Here’s how they worked: The task force used informants, acting as middle men, who struck deals with money brokers, many overseas. They delivered suitcases full of money made from street drug sales to the task-force officers, the “launderers,” who flew to various cities for the hand-off.

The task force would take its cut and, in some cases, pass along a portion to the informants. Task forces are allowed to impose such commissions in order to carry out the ruse — but they aren’t allowed to spend it without court approval. But the process veered off from there.

The task-force officers laundered the money through hundreds of bank accounts and took at least $1.7 million for themselves, and sent the rest back to the criminal groups. Records also show that they spent tens of thousands of dollars to take first-class flights, stay at luxury resorts and buy neat toys such as Mac computers and submachine guns.

Clearly this was an errant operation: There was no prosecutorial supervision, as is required; officers made no arrests on their own; and there’s barely a trace of where the bulk of the commission money went. An ongoing audit has turned up $28 million that appears to have been laundered by the officers and returned to criminal groups, but never disclosed by the task force. It’s only thanks to line items on credit-card statements that some of the funds can be tracked.

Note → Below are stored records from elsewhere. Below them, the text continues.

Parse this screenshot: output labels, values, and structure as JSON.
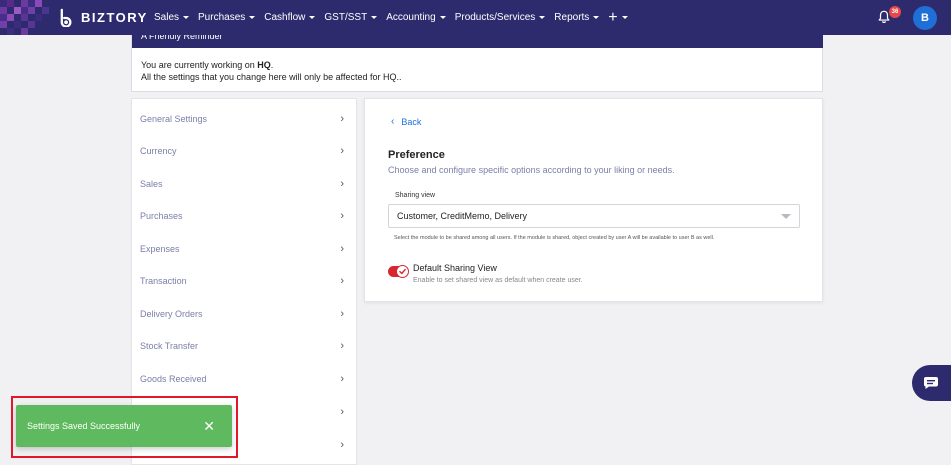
{
  "brand": {
    "name": "BIZTORY"
  },
  "nav": {
    "items": [
      {
        "label": "Sales"
      },
      {
        "label": "Purchases"
      },
      {
        "label": "Cashflow"
      },
      {
        "label": "GST/SST"
      },
      {
        "label": "Accounting"
      },
      {
        "label": "Products/Services"
      },
      {
        "label": "Reports"
      }
    ],
    "plus_label": "+"
  },
  "header": {
    "notification_count": "36",
    "avatar_initial": "B"
  },
  "reminder": {
    "title": "A Friendly Reminder",
    "line1_prefix": "You are currently working on ",
    "line1_branch": "HQ",
    "line1_suffix": ".",
    "line2": "All the settings that you change here will only be affected for HQ.."
  },
  "menu": {
    "items": [
      {
        "label": "General Settings"
      },
      {
        "label": "Currency"
      },
      {
        "label": "Sales"
      },
      {
        "label": "Purchases"
      },
      {
        "label": "Expenses"
      },
      {
        "label": "Transaction"
      },
      {
        "label": "Delivery Orders"
      },
      {
        "label": "Stock Transfer"
      },
      {
        "label": "Goods Received"
      },
      {
        "label": ""
      },
      {
        "label": ""
      }
    ]
  },
  "preference": {
    "back_label": "Back",
    "title": "Preference",
    "description": "Choose and configure specific options according to your liking or needs.",
    "sharing_view_label": "Sharing view",
    "sharing_view_value": "Customer, CreditMemo, Delivery",
    "sharing_view_help": "Select the module to be shared among all users. If the module is shared, object created by user A will be available to user B as well.",
    "default_toggle_label": "Default Sharing View",
    "default_toggle_help": "Enable to set shared view as default when create user.",
    "default_toggle_on": true
  },
  "toast": {
    "message": "Settings Saved Successfully",
    "close_symbol": "✕"
  },
  "colors": {
    "nav_bg": "#2d2b6e",
    "accent_blue": "#1e6fd9",
    "toggle_red": "#d8262e",
    "toast_green": "#5fb95f",
    "highlight_red": "#e0192a",
    "menu_text": "#7a7fa8"
  }
}
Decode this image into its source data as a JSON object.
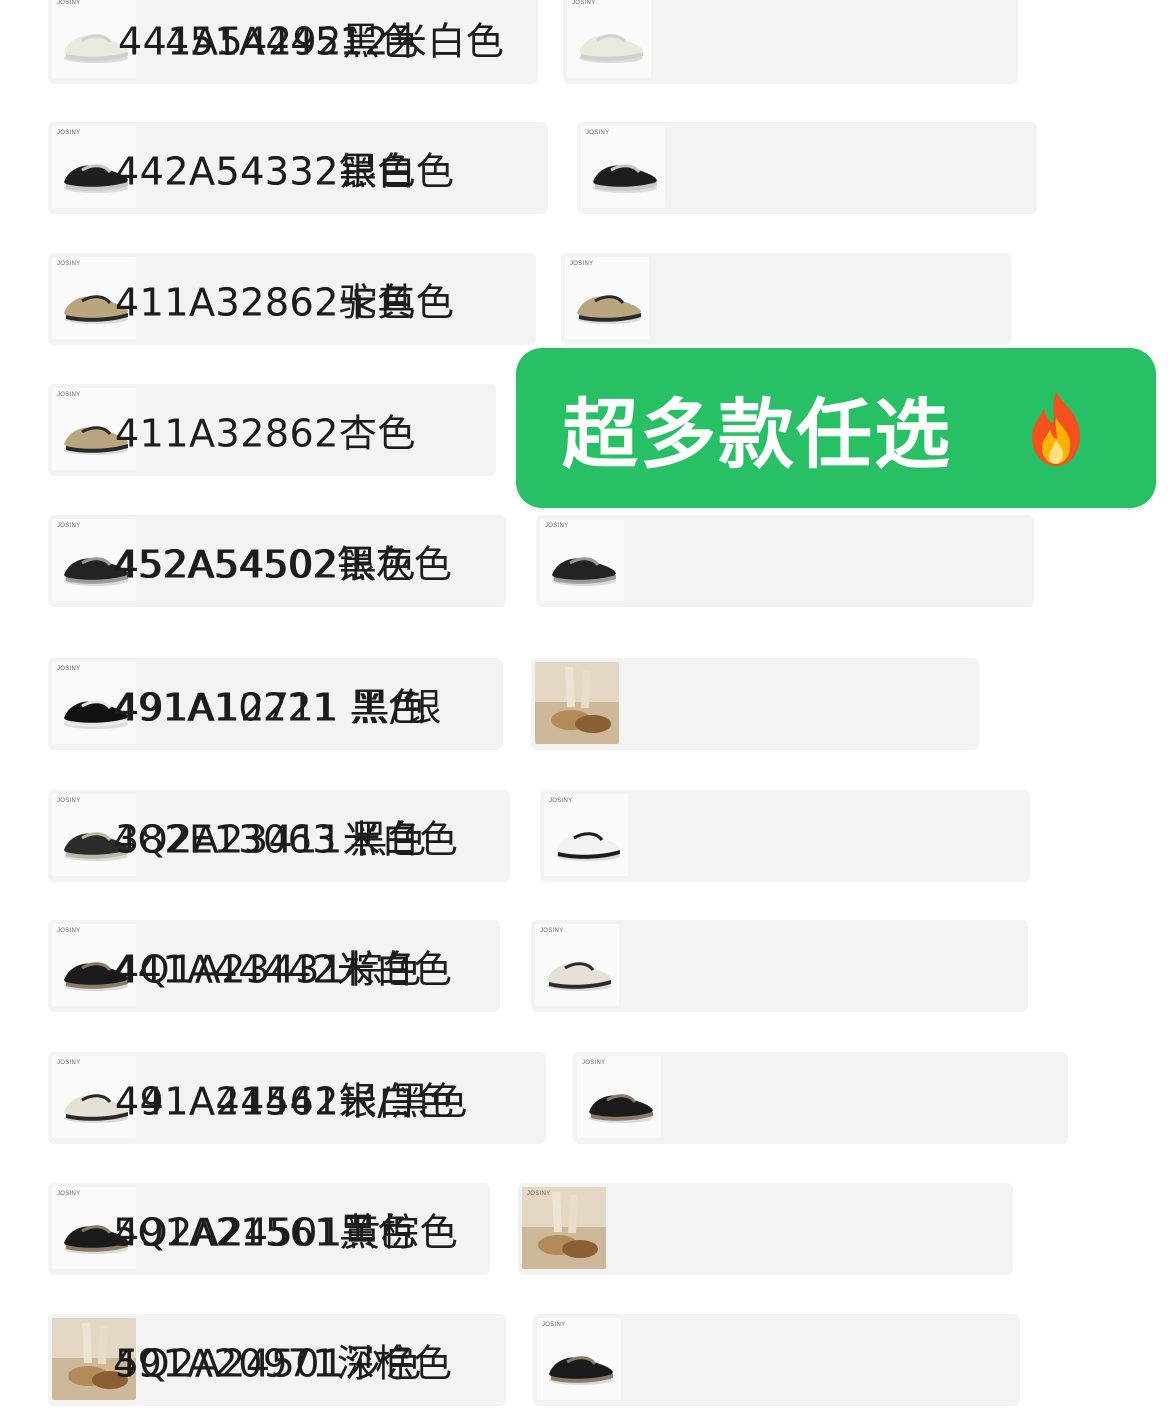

Three years ago, the Department of Justice stepped in, troubled that the police department was misspending forfeiture money from seized cars and cash. Then-police chief Tom Hunker eventually resigned. But the DOJ didn’t examine the other huge pool of funds from the task force’s sting operations, and the FBI, alerted to suspicions, ultimately did not follow up, Mr. Sallah says.

Credit the new leaders in Bal Harbour, including Police Chief Mark Overton and Village Manager Jorge Gonzalez, for ordering an audit of the millions that flowed into undercover bank accounts during the laundering sting from 2010 to 2012.

There are too many unanswered questions, and they demand the objective expertise of the Department of Justice. If a crime has been committed, no one, not even men with uniforms and badges, should get away with it.